The 200-acre John Burroughs Sanctuary is named for the naturalist who built his retreat, Slabsides, here in 1895. The Sanctuary has no admission fee and offers 4.5 miles of hiking and walking trails. The Ridge Trail takes you on a boardwalk through the celery swamp and up a stone stairway. For a longer hike, Chodikee Trail connects to the adjacent Black Creek State Forest.
The Harlem Valley Rail Trail was built on the footprint of an old train line (New York and Harlem Railroad) in Dutchess and Columbia County. You can still access the trail by train, taking the Harlem line of the Metro-North to the Wassaic station with your bike. The initial section, starting at Wassaic and heading north, is paved, while other sections of the rail trail are currently under development.
Located on the highest part of the Shawangunk Ridge, Sam’s Point features the white quartz conglomerate stone and scrubby dwarf pitch pines that help give this renowned rock-climbing area its distinct character. Sam’s Point is also notable for ice caves located at a natural fault line, as well as for Lake Maratanza (actually a reservoir that supplies drinking water for the town of Ellenville). For an easier hike, try the three-mile loop around the reservoir. Another popular hike is the Verkeerderkill Falls trail, which leads to a waterfall by the same name. Sam’s Point is now part of Minnewaska State Park, and—for a longer day—you can hike into the rest of Minnewaska. For a nearby bite, make your way to New Paltz or to the Mountain Brauhaus (expect to wait for a table).
The Mount Beacon Fire Tower rises above the higher south summit, crowning what is easily one of the best hikes around. Standing in the fire tower looking west, you will see the Hudson River, the Newburgh-Beacon Bridge, and the cities of Beacon and Newburgh. At 1,610 feet, this is the highest peak in the Hudson Highlands, taller than the better-known Breakneck Ridge (which you can see if you face south).
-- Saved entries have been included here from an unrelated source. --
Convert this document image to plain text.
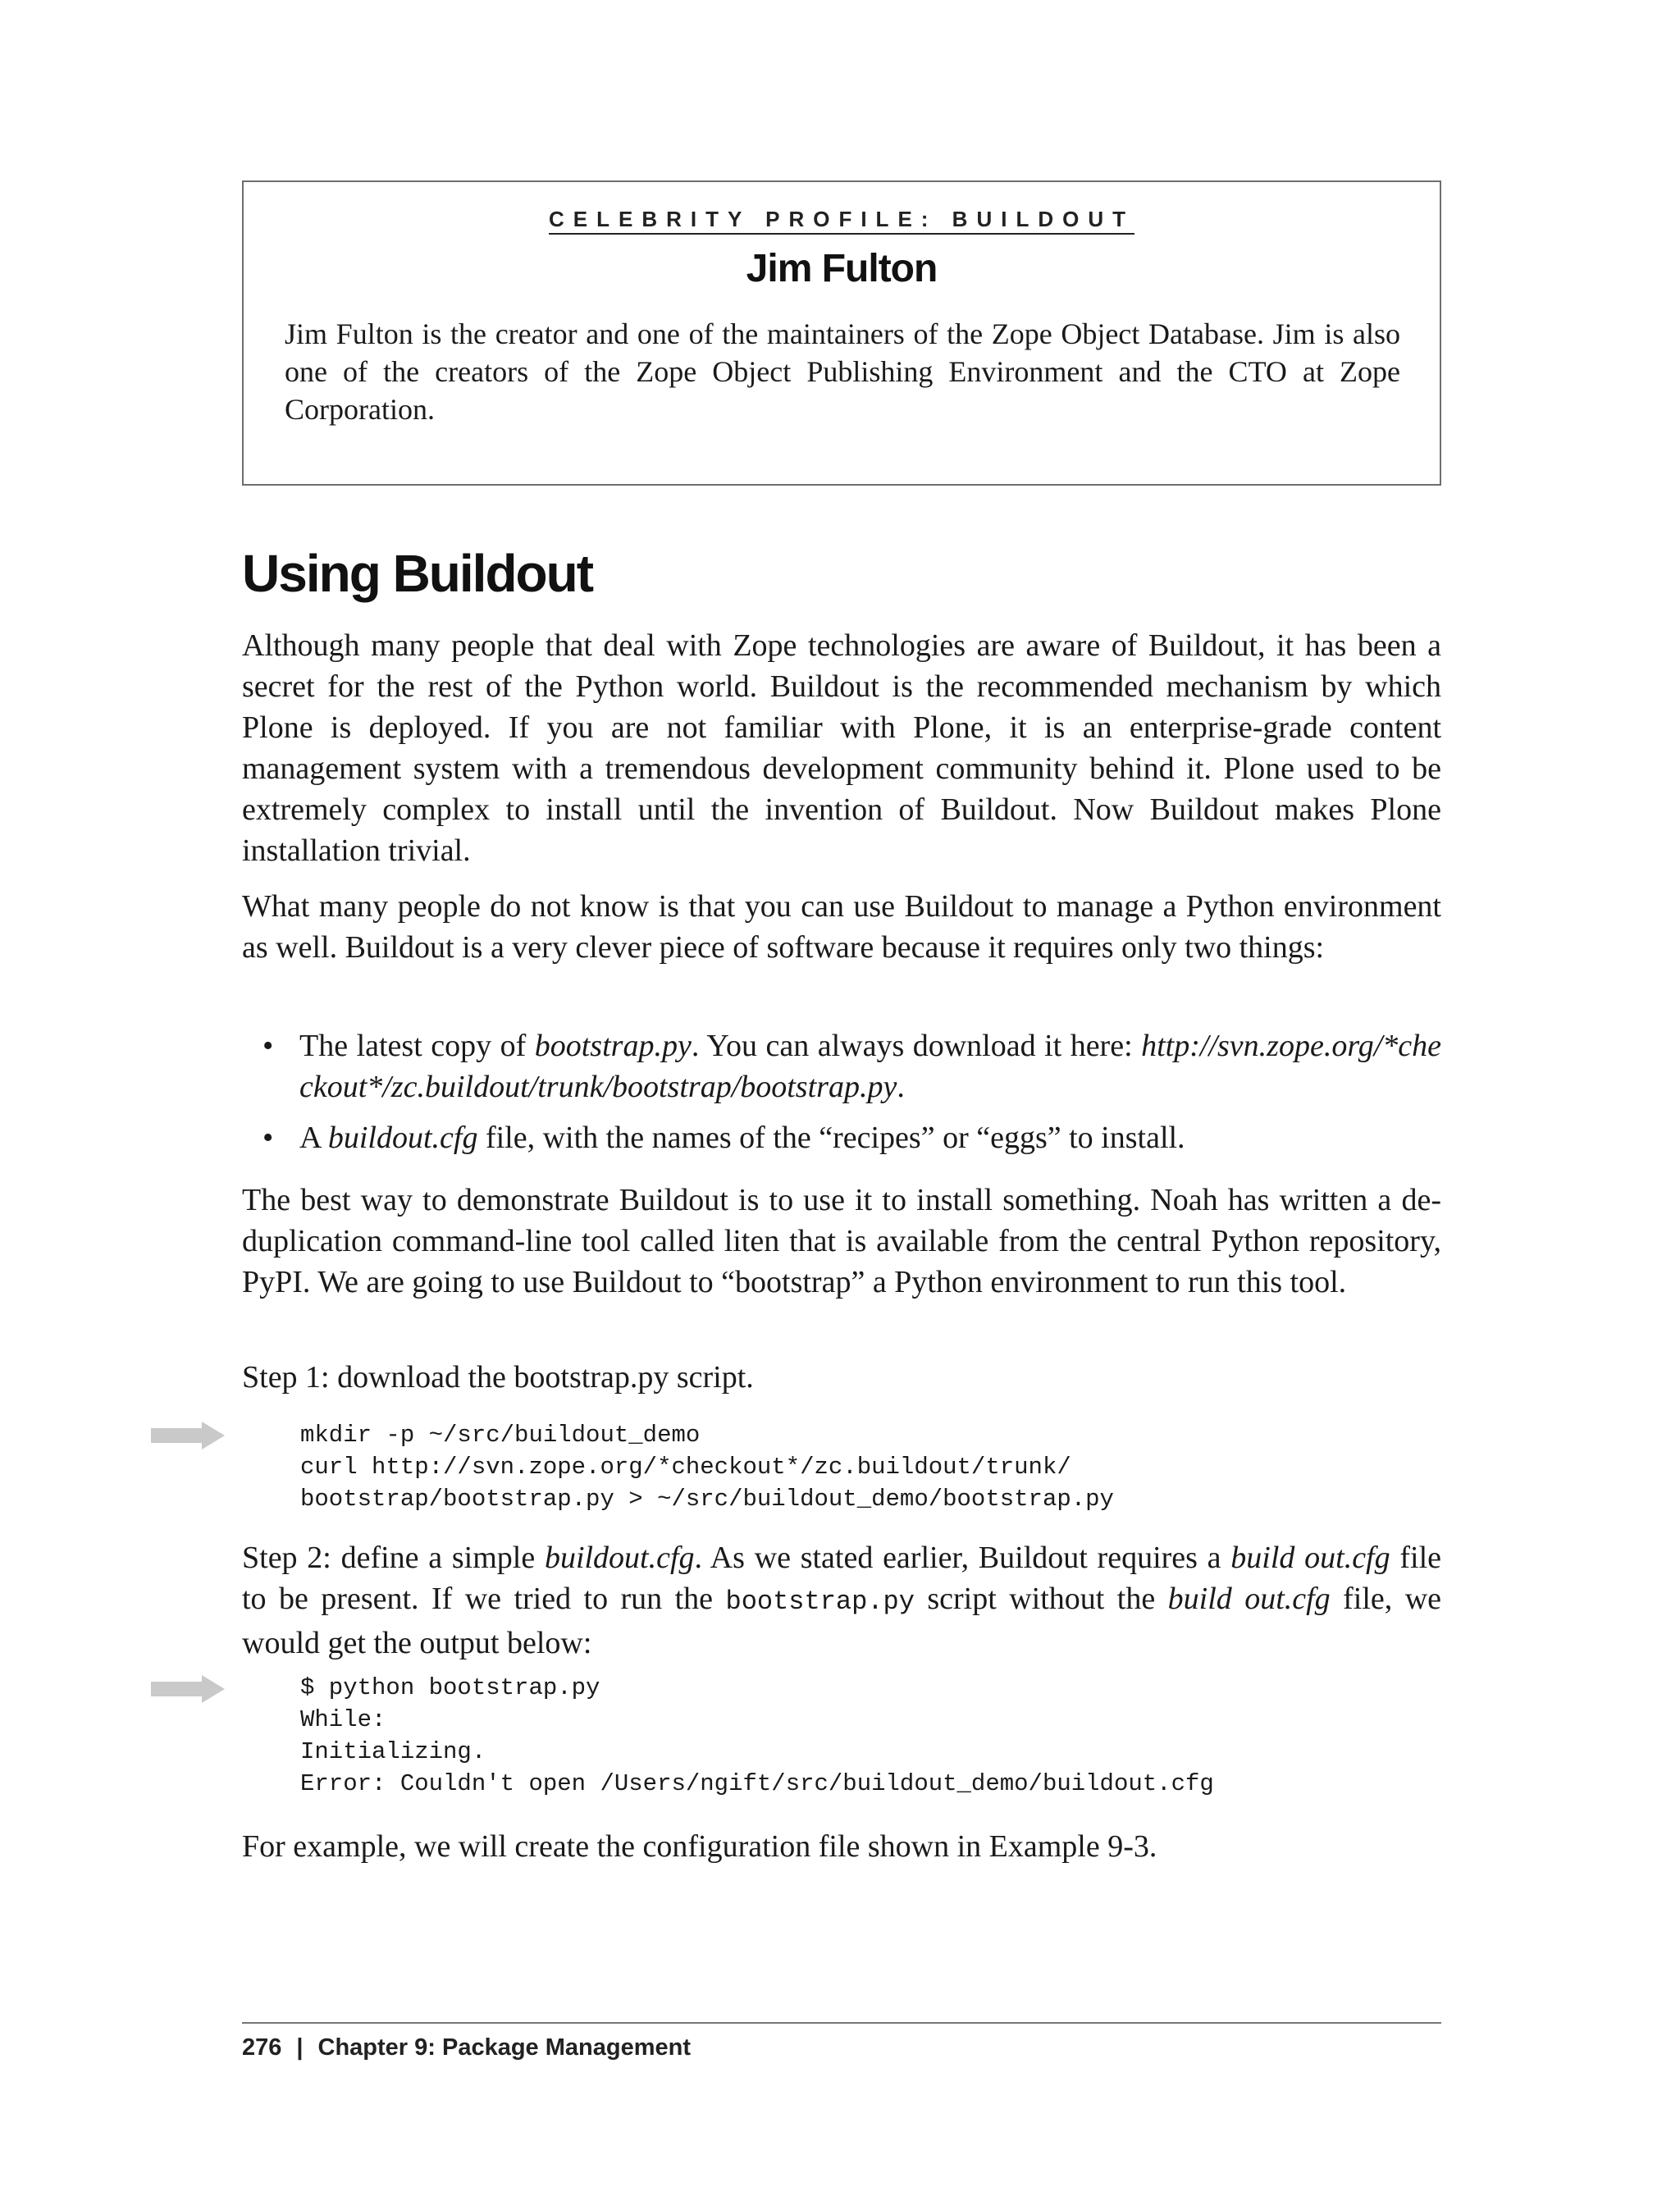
CELEBRITY PROFILE: BUILDOUT
Jim Fulton

Jim Fulton is the creator and one of the maintainers of the Zope Object Database. Jim is also one of the creators of the Zope Object Publishing Environment and the CTO at Zope Corporation.

Using Buildout

Although many people that deal with Zope technologies are aware of Buildout, it has been a secret for the rest of the Python world. Buildout is the recommended mechanism by which Plone is deployed. If you are not familiar with Plone, it is an enterprise-grade content management system with a tremendous development community behind it. Plone used to be extremely complex to install until the invention of Buildout. Now Buildout makes Plone installation trivial.

What many people do not know is that you can use Buildout to manage a Python environment as well. Buildout is a very clever piece of software because it requires only two things:

• The latest copy of bootstrap.py. You can always download it here: http://svn.zope.org/*checkout*/zc.buildout/trunk/bootstrap/bootstrap.py.
• A buildout.cfg file, with the names of the “recipes” or “eggs” to install.

The best way to demonstrate Buildout is to use it to install something. Noah has written a de-duplication command-line tool called liten that is available from the central Python repository, PyPI. We are going to use Buildout to “bootstrap” a Python environment to run this tool.

Step 1: download the bootstrap.py script.

mkdir -p ~/src/buildout_demo
curl http://svn.zope.org/*checkout*/zc.buildout/trunk/
bootstrap/bootstrap.py > ~/src/buildout_demo/bootstrap.py

Step 2: define a simple buildout.cfg. As we stated earlier, Buildout requires a build out.cfg file to be present. If we tried to run the bootstrap.py script without the build out.cfg file, we would get the output below:

$ python bootstrap.py
While:
Initializing.
Error: Couldn't open /Users/ngift/src/buildout_demo/buildout.cfg

For example, we will create the configuration file shown in Example 9-3.

276 | Chapter 9: Package Management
If you are willing to walk 30 minutes from the train station, you can access this hike without a car. If the walk seems daunting, consider fortifying yourself with a hot fresh doughnut at Glazed Over (315 Main Street).
Clarence Fahnestock Memorial State Park is a 14,000-acre preserve with 50 miles of hiking trails and a large lake open for swimming, fishing, and boating, easily accessible from the Taconic. The sandy Canopus Beach offers rowboat rentals, or you can obtain a license for your own boat. The Appalachian Trail even makes its way through Fahnestock immediately to the west of Lake Canopus for endless hiking opportunities. Or, just east of Canopus, Pelton Pond offers a short, rocky, one-mile loop that can feel surprisingly remote and uncrowded.
Ooms Land Conservancy is a 180-acre park in the town of Chatham in Columbia County. The property features 2.9 miles of hiking trails that loop around the 35-acre Sutherland Pond. From a gazebo at the high point of the park, you can look out west at the Catskill Mountains. With no arduous ascents, this a welcoming place for families with young children. Swimming is not permitted, but you may fish. Leashed dogs are also allowed.
Rhinebeck’s Ferncliff Forest is a 200-acre park featuring old-growth forest, four miles of hiking trails, and a steel tower with sweeping 360-degree views of the Catskills and the Hudson River. Unlike the region’s fire towers, which were once used to observe forest fires, Ferncliff tower was built for hikers. It replaced an earlier structure that was allegedly used as an observation tower to maintain the security of FDR’s home. Camping, mountain biking, and fishing are all permitted within the park.